# 🔒 Security Scanning Demo for Cataract-LMM Project

This notebook demonstrates security scanning techniques for Python projects, specifically focusing on the Cataract-LMM codebase. We'll use industry-standard tools like Bandit for static analysis and pip-audit for dependency vulnerability scanning.

## Overview
- **Bandit**: Static security analysis tool for Python code
- **pip-audit**: Tool for scanning Python packages for known vulnerabilities
- **SARIF**: Standard format for static analysis results interchange

Let's set up and run comprehensive security scans to identify potential vulnerabilities.

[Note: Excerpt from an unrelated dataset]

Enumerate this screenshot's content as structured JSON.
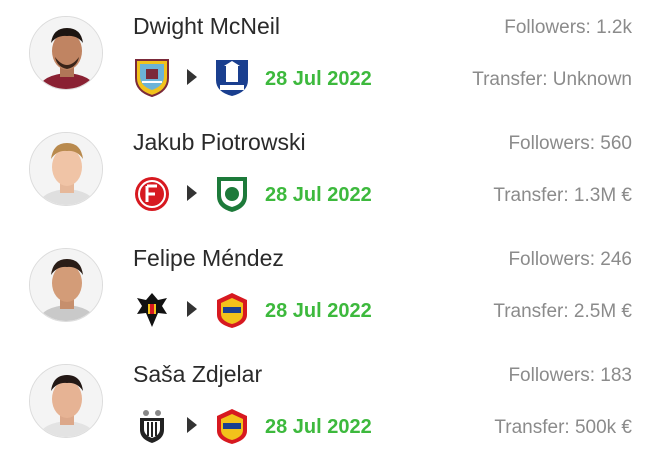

## 1. Install Security Scanning Tools

First, we need to install the necessary security scanning tools. These tools will help us identify security vulnerabilities in our code and dependencies.

In [None]:
# Install security scanning tools
import subprocess
import sys
import os
import json
import pandas as pd
from pathlib import Path


def run_command(cmd, description=""):
    """Execute a shell command and return the result"""
    print(f"🔧 {description}")
    print(f"Running: {cmd}")
    try:
        result = subprocess.run(cmd, shell=True, capture_output=True, text=True)
        if result.returncode == 0:
            print("✅ Success!")
            return result.stdout
        else:
            print(f"❌ Error: {result.stderr}")
            return None
    except Exception as e:
        print(f"❌ Exception: {e}")
        return None


# Install Bandit for static security analysis
print("📦 Installing Security Tools...")
run_command("pip install bandit[sarif] pip-audit", "Installing Bandit and pip-audit")

# Verify installations
print("\n🔍 Verifying installations...")
run_command("bandit --version", "Checking Bandit version")
run_command("pip-audit --version", "Checking pip-audit version")

## 2. Run Bandit Static Analysis

Now we'll run Bandit to perform static analysis on our Python codebase. Bandit scans Python code for common security issues and vulnerabilities.

In [None]:
# Set up paths for the Cataract-LMM project
project_root = Path("/workspaces/Cataract_LMM")
codes_dir = project_root / "codes"
reports_dir = codes_dir / "security_reports"

# Create reports directory if it doesn't exist
reports_dir.mkdir(exist_ok=True)

print(f"📁 Project root: {project_root}")
print(f"📁 Codes directory: {codes_dir}")
print(f"📁 Reports directory: {reports_dir}")

# Run Bandit static security analysis
print("\n🛡️ Running Bandit static security analysis...")

# Bandit JSON output
bandit_json = reports_dir / "bandit_results.json"
bandit_cmd = f"bandit -r {codes_dir} -f json -o {bandit_json} --severity-level medium"
run_command(bandit_cmd, "Running Bandit security scan (JSON output)")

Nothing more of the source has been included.